From the back room she could hear the sound of shuffling and faint bickering, as if he was speaking to someone else.

                “Who’s that, you think?” Throttle whispered. “Store clerk?”

                “Maybe.” Jessie whispered back. She heard the door to the back storeroom open and quickly looked away, dragging Throttle towards another display case and feigning interest at the items inside.

                The clerk behind the long glass and wood counter looked at them. “Well good morning!” he greeted, sounding pleasant if not slightly surprised.

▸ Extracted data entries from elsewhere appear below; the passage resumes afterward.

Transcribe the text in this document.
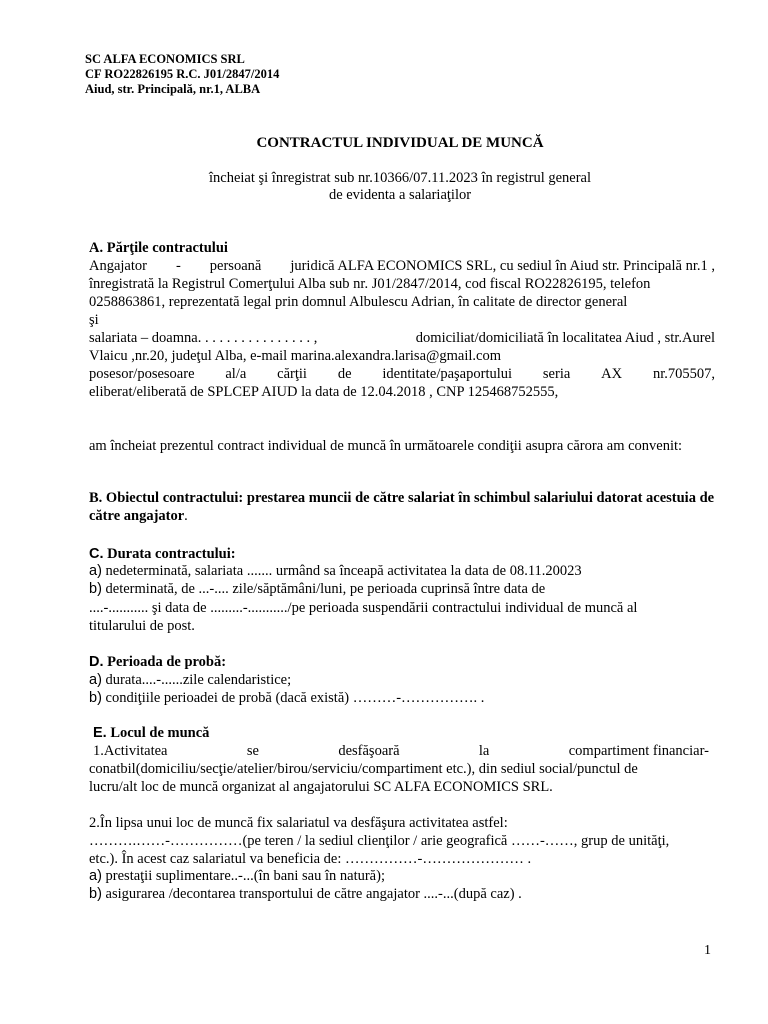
SC ALFA ECONOMICS SRL
CF RO22826195 R.C. J01/2847/2014
Aiud, str. Principală, nr.1, ALBA
CONTRACTUL INDIVIDUAL DE MUNCĂ
încheiat şi înregistrat sub nr.10366/07.11.2023 în registrul general
de evidenta a salariaţilor
A. Părţile contractului
Angajator - persoană juridică ALFA ECONOMICS SRL, cu sediul în Aiud str. Principală nr.1 ,
înregistrată la Registrul Comerţului Alba sub nr. J01/2847/2014, cod fiscal RO22826195, telefon
0258863861, reprezentată legal prin domnul Albulescu Adrian, în calitate de director general
şi
salariata – doamna. . . . . . . . . . . . . . . . ,	domiciliat/domiciliată în localitatea Aiud , str.Aurel
Vlaicu ,nr.20, judeţul Alba, e-mail marina.alexandra.larisa@gmail.com
posesor/posesoare al/a cărţii de identitate/paşaportului seria AX nr.705507,
eliberat/eliberată de SPLCEP AIUD la data de 12.04.2018 , CNP 125468752555,
am încheiat prezentul contract individual de muncă în următoarele condiţii asupra cărora am convenit:
B. Obiectul contractului: prestarea muncii de către salariat în schimbul salariului datorat acestuia de
către angajator.
C. Durata contractului:
a) nedeterminată, salariata ....... urmând sa înceapă activitatea la data de 08.11.20023
b) determinată, de ...-.... zile/săptămâni/luni, pe perioada cuprinsă între data de
....-........... şi data de .........-.........../pe perioada suspendării contractului individual de muncă al
titularului de post.
D. Perioada de probă:
a) durata....-......zile calendaristice;
b) condiţiile perioadei de probă (dacă există) ………-……………. .
E. Locul de muncă
1.Activitatea	se	desfăşoară	la	compartiment financiar-
conatbil(domiciliu/secţie/atelier/birou/serviciu/compartiment etc.), din sediul social/punctul de
lucru/alt loc de muncă organizat al angajatorului SC ALFA ECONOMICS SRL.
2.În lipsa unui loc de muncă fix salariatul va desfăşura activitatea astfel:
……….……-……………(pe teren / la sediul clienţilor / arie geografică ……-……, grup de unităţi,
etc.). În acest caz salariatul va beneficia de: ……………-………………… .
a) prestaţii suplimentare..-...(în bani sau în natură);
b) asigurarea /decontarea transportului de către angajator ....-...(după caz) .
1
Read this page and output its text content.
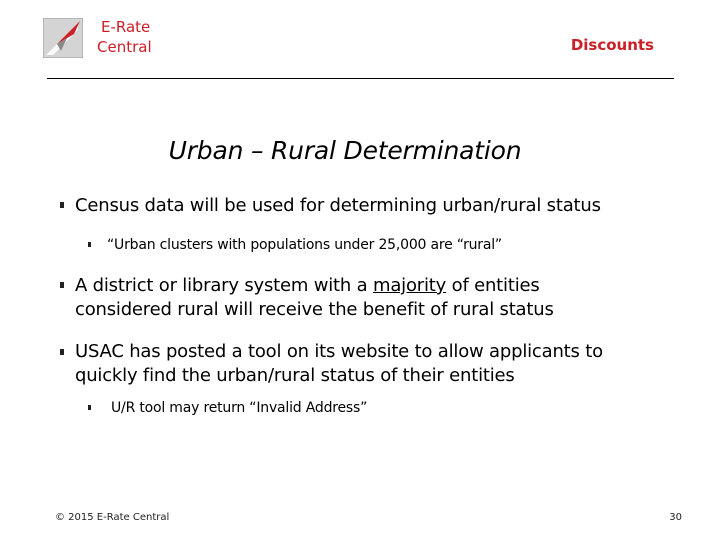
E-Rate
Central	Discounts
Urban – Rural Determination
Census data will be used for determining urban/rural status
“Urban clusters with populations under 25,000 are “rural”
A district or library system with a majority of entities
considered rural will receive the benefit of rural status
USAC has posted a tool on its website to allow applicants to
quickly find the urban/rural status of their entities
U/R tool may return “Invalid Address”
© 2015 E-Rate Central	30
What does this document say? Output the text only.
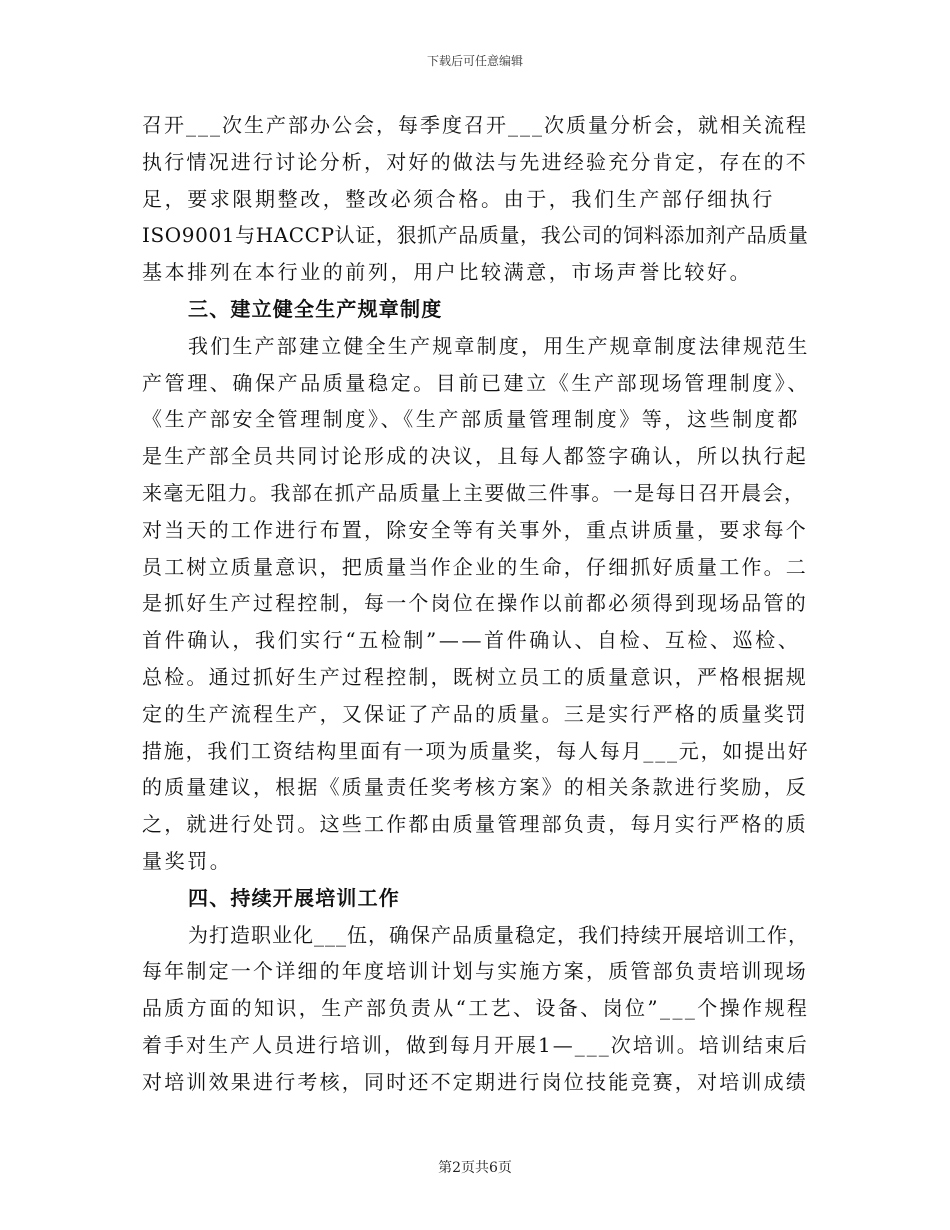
下载后可任意编辑
召开___次生产部办公会，每季度召开___次质量分析会，就相关流程
执行情况进行讨论分析，对好的做法与先进经验充分肯定，存在的不
足，要求限期整改，整改必须合格。由于，我们生产部仔细执行
ISO9001与HACCP认证，狠抓产品质量，我公司的饲料添加剂产品质量
基本排列在本行业的前列，用户比较满意，市场声誉比较好。
三、建立健全生产规章制度
我们生产部建立健全生产规章制度，用生产规章制度法律规范生
产管理、确保产品质量稳定。目前已建立《生产部现场管理制度》、
《生产部安全管理制度》、《生产部质量管理制度》等，这些制度都
是生产部全员共同讨论形成的决议，且每人都签字确认，所以执行起
来毫无阻力。我部在抓产品质量上主要做三件事。一是每日召开晨会，
对当天的工作进行布置，除安全等有关事外，重点讲质量，要求每个
员工树立质量意识，把质量当作企业的生命，仔细抓好质量工作。二
是抓好生产过程控制，每一个岗位在操作以前都必须得到现场品管的
首件确认，我们实行“五检制”——首件确认、自检、互检、巡检、
总检。通过抓好生产过程控制，既树立员工的质量意识，严格根据规
定的生产流程生产，又保证了产品的质量。三是实行严格的质量奖罚
措施，我们工资结构里面有一项为质量奖，每人每月___元，如提出好
的质量建议，根据《质量责任奖考核方案》的相关条款进行奖励，反
之，就进行处罚。这些工作都由质量管理部负责，每月实行严格的质
量奖罚。
四、持续开展培训工作
为打造职业化___伍，确保产品质量稳定，我们持续开展培训工作，
每年制定一个详细的年度培训计划与实施方案，质管部负责培训现场
品质方面的知识，生产部负责从“工艺、设备、岗位”___个操作规程
着手对生产人员进行培训，做到每月开展1—___次培训。培训结束后
对培训效果进行考核，同时还不定期进行岗位技能竞赛，对培训成绩
第2页共6页
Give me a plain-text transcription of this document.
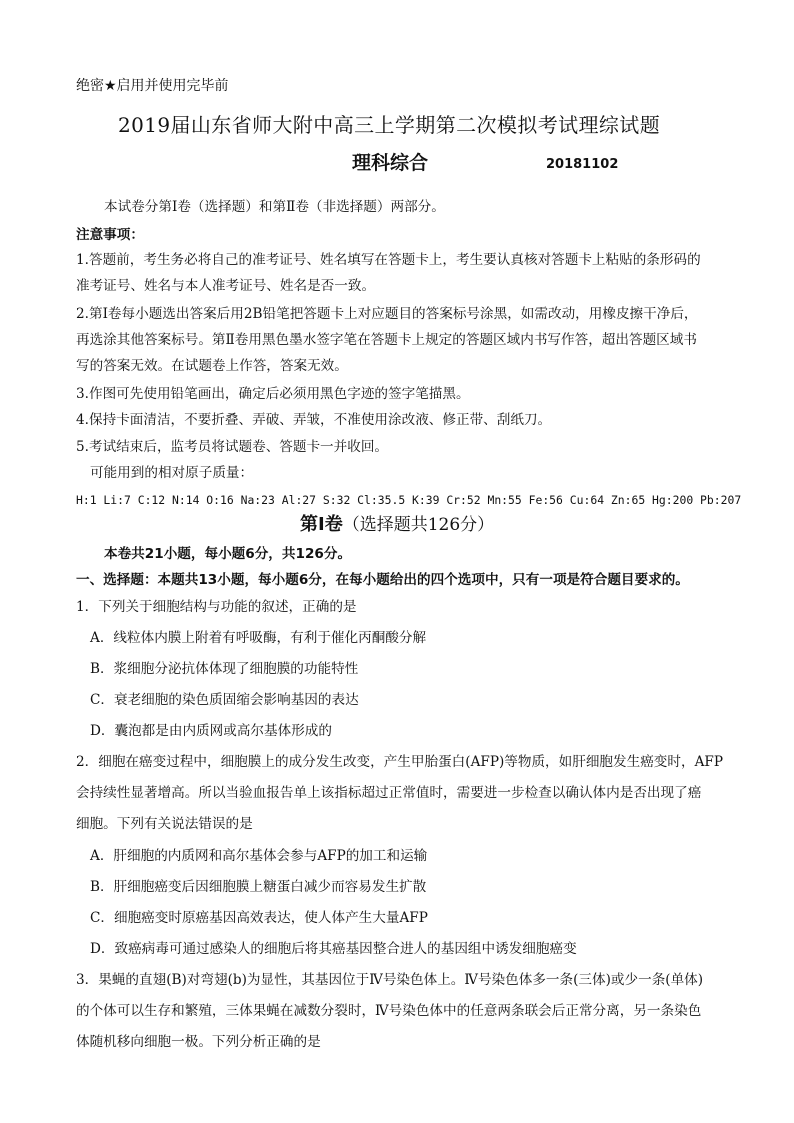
绝密★启用并使用完毕前
2019届山东省师大附中高三上学期第二次模拟考试理综试题
理科综合	20181102
本试卷分第Ⅰ卷（选择题）和第Ⅱ卷（非选择题）两部分。
注意事项：
1.答题前，考生务必将自己的准考证号、姓名填写在答题卡上，考生要认真核对答题卡上粘贴的条形码的
准考证号、姓名与本人准考证号、姓名是否一致。
2.第Ⅰ卷每小题选出答案后用2B铅笔把答题卡上对应题目的答案标号涂黑，如需改动，用橡皮擦干净后，
再选涂其他答案标号。第Ⅱ卷用黑色墨水签字笔在答题卡上规定的答题区域内书写作答，超出答题区域书
写的答案无效。在试题卷上作答，答案无效。
3.作图可先使用铅笔画出，确定后必须用黑色字迹的签字笔描黑。
4.保持卡面清洁，不要折叠、弄破、弄皱，不准使用涂改液、修正带、刮纸刀。
5.考试结束后，监考员将试题卷、答题卡一并收回。
可能用到的相对原子质量：
H:1 Li:7 C:12 N:14 O:16 Na:23 Al:27 S:32 Cl:35.5 K:39 Cr:52 Mn:55 Fe:56 Cu:64 Zn:65 Hg:200 Pb:207
第Ⅰ卷（选择题共126分）
本卷共21小题，每小题6分，共126分。
一、选择题：本题共13小题，每小题6分，在每小题给出的四个选项中，只有一项是符合题目要求的。
1．下列关于细胞结构与功能的叙述，正确的是
A．线粒体内膜上附着有呼吸酶，有利于催化丙酮酸分解
B．浆细胞分泌抗体体现了细胞膜的功能特性
C．衰老细胞的染色质固缩会影响基因的表达
D．囊泡都是由内质网或高尔基体形成的
2．细胞在癌变过程中，细胞膜上的成分发生改变，产生甲胎蛋白(AFP)等物质，如肝细胞发生癌变时，AFP
会持续性显著增高。所以当验血报告单上该指标超过正常值时，需要进一步检查以确认体内是否出现了癌
细胞。下列有关说法错误的是
A．肝细胞的内质网和高尔基体会参与AFP的加工和运输
B．肝细胞癌变后因细胞膜上糖蛋白减少而容易发生扩散
C．细胞癌变时原癌基因高效表达，使人体产生大量AFP
D．致癌病毒可通过感染人的细胞后将其癌基因整合进人的基因组中诱发细胞癌变
3．果蝇的直翅(B)对弯翅(b)为显性，其基因位于Ⅳ号染色体上。Ⅳ号染色体多一条(三体)或少一条(单体)
的个体可以生存和繁殖，三体果蝇在减数分裂时，Ⅳ号染色体中的任意两条联会后正常分离，另一条染色
体随机移向细胞一极。下列分析正确的是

                “I hope we’re not catching you at a bad time,” Jessie said quickly, her voice lifting an octave to sound slightly higher, an artificial sweetness to it that almost made Throttle crinkle his nose in both distaste and amusement. It was absolutely giving ‘customer service phone rep’ voice. “My husband and I were in the neighborhood and we heard you might be worth a look.”

                “Well, I’m always glad to receive good word of mouth.” The clerk replied. He was an older mouse, a pale grey color with dark hair and silver starting at his temples. His eyes darted from the woman to the man beside her. “I don’t normally get very many walk-in customers at this hour. Usually by appointment only. But you’ve caught me at a good time, so I guess it’s your lucky day. Welcome to Burk’s. What can I do for you?” He grinned, showing a glint of a gold-capped tooth.

                The tone in his voice indicated a different question, and Throttle smirked a little. He didn’t need to be able to see the mouse in question to know how full of shit he was. The real question was ‘what can you do for me?’ in this shop.

Throttle nodded congenially in the direction of the voice, “We appreciate it, Mr. Burk.”  They stepped a little closer, and he allowed Jessie to gingerly guide him closer to the counter. “We were doing some inventory and came across an heirloom that we thought you might be interested in.”

He nodded towards Jessie, who reached for the bag at her side.

The clerk spoke quickly then, waving for her to stop. “Oh, oh! Pardon me, Miss, just a moment if you please.” He hurried around the counter then, striding swiftly towards the front of the store.

Throttle stiffened and Jessie looked back in confusion, realizing he was reaching for the curtain pulls. As they fell shut, leaving the shop in deeper, closer darkness, he took the added precaution of locking the door behind his guests.

“What’s going on?” Throttle mouthed, barely daring to whisper.

Jessie squeezed his arm to keep him quiet. “Is something wrong?” she asked the clerk.

“No, no! I apologize, Miss. Just a precaution. I very much like to focus on each appraisal as it comes, so it’s best to avoid any unnecessary interruptions. For privacy’s sake.” He nodded to her, as if she should understand this. As if he already suspected she had something of a delicate nature to show him.

She kept the façade, nodding gratefully. “You’re a very shrewd man, Mr. Burk. I knew we came to the right place.”

“I certainly hope so.” He nodded back, pleased and returning to his post with a more relaxed air. “Now,” he sighed, lacing and stretching his fingers before resting his palms eagerly on the counter top again. “What have you got for me?”

 

 

                Outside, Modo watched as the clerk inside the store moved suddenly towards the window and drew the curtains. “Uh oh…” he muttered, feeling a nervous pinch in his stomach. “I don’t like the look of that. No sir…”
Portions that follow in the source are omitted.